When we get so wrapped up in this world that we ignore His mission, when we get so conditioned to rely on our assets and attributes that we ignore His power, and when we get so hard-hearted that we ignore His grace and forgiveness, we make God sick.  No matter how you look at that, the very thought is just chilling! He loves us, pleads with us, and wants to reward us (Rev. 3:19-22). But that requires us to live differently from those ancient Laodiceans. We must let Scripture properly diagnose our spiritual condition or it will make God sick.

Part Two:

A Lukewarm Interpretation of Hot and Cold: Revelation 3:15-16

This verse from Revelation 3 certainly must rank as one of the most misused in the Bible. In the last month alone I have heard two speakers give it the same incorrect interpretation.

In the first three chapters of Revelation we find seven letters from Jesus to seven churches in late first-century Asia Minor (now western Turkey). In the letter to Laodicea, he says, “I know your deeds, that you are neither cold nor hot. I wish you were either one or the other!” As a result, he will spit out their tepidness.

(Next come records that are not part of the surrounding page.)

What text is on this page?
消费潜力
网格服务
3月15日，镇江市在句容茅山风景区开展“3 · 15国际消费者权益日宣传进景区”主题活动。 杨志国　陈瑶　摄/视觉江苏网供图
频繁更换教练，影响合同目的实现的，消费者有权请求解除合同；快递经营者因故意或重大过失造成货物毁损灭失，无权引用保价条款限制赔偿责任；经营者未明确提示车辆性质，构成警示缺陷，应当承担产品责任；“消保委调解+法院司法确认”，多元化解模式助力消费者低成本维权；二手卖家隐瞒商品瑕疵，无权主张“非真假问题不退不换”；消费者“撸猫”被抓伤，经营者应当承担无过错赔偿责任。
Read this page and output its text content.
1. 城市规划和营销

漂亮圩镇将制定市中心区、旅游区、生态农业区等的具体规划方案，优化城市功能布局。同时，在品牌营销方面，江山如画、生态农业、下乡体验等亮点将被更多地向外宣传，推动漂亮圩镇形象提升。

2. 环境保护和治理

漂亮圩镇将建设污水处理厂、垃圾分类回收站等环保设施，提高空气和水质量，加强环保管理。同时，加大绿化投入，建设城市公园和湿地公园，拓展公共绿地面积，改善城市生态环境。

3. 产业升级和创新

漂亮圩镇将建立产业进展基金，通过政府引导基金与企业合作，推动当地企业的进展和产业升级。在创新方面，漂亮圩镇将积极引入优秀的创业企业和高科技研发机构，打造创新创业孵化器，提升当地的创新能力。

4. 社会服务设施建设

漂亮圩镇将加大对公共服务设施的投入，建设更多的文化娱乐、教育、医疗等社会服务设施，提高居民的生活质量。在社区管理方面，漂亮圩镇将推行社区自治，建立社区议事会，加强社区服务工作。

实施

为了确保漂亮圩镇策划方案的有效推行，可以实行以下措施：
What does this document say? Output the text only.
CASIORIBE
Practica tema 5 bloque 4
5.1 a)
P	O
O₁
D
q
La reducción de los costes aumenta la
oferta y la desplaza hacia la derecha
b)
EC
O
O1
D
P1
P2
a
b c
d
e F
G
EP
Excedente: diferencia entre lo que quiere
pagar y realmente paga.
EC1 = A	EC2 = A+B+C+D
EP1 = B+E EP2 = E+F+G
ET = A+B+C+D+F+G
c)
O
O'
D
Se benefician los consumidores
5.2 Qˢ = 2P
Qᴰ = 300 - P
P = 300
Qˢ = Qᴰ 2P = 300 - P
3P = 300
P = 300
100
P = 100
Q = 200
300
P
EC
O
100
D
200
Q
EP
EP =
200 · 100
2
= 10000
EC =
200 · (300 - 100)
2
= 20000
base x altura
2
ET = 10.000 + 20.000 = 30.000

Often this is misinterpreted to mean that Jesus is tired of namby-pamby middle of the roaders. He would rather people be passionately against him or for him. This is ridiculous on two counts. First, Jesus simply does not want people to turn resolutely against him. He wants all to come to him and be saved.

Second, when Jesus refers to hot and cold water, he is drawing an analogy from the fact that Laodicea did not have a good water source. Instead, using Roman aqueducts, it received hot water from the north, from the city of Hierapolis, famous for its soothing and healing hot springs. Refreshing cold water came from the south, from Colossae, eleven miles away, from snow melt on the mountains. Unfortunately, by the time the hot water and the cold water got to Laodicea, both were lukewarm. As Richards and O’Brien say in Misreading Scripture Through Western Eyes, Jesus “wished his people were hot (like the salubrious waters of Hierapolis) or cold (like the refreshing waters of Colossae). Instead, their discipleship was unremarkable.”

The problem was not that Laodicea lacked zeal. The problem was that the church was good for nothing.

So why describe the church as lukewarm? The answer found in the next verse. “You say, ‘I am rich; I have acquired wealth and do not need a thing.’ But you do not realize that you are wretched, pitiful, poor, blind and naked.”

Laodicea as a city had a reputation for its many banks, for its excellent medical school and for its clothing industry. But, Jesus says, actually it was not rich but poor, not healthy but blind, not well clothed but naked. Their resources led them to rely on themselves instead of on Jesus. Their problem was not lack of fervor but a sense of self-sufficiency. They relied on themselves instead of on God.

For a culture that prides itself on its massive economy, the best medicine in the world, and a fashion industry second to none–Revelation 3, correctly interpreted, becomes all too relevant.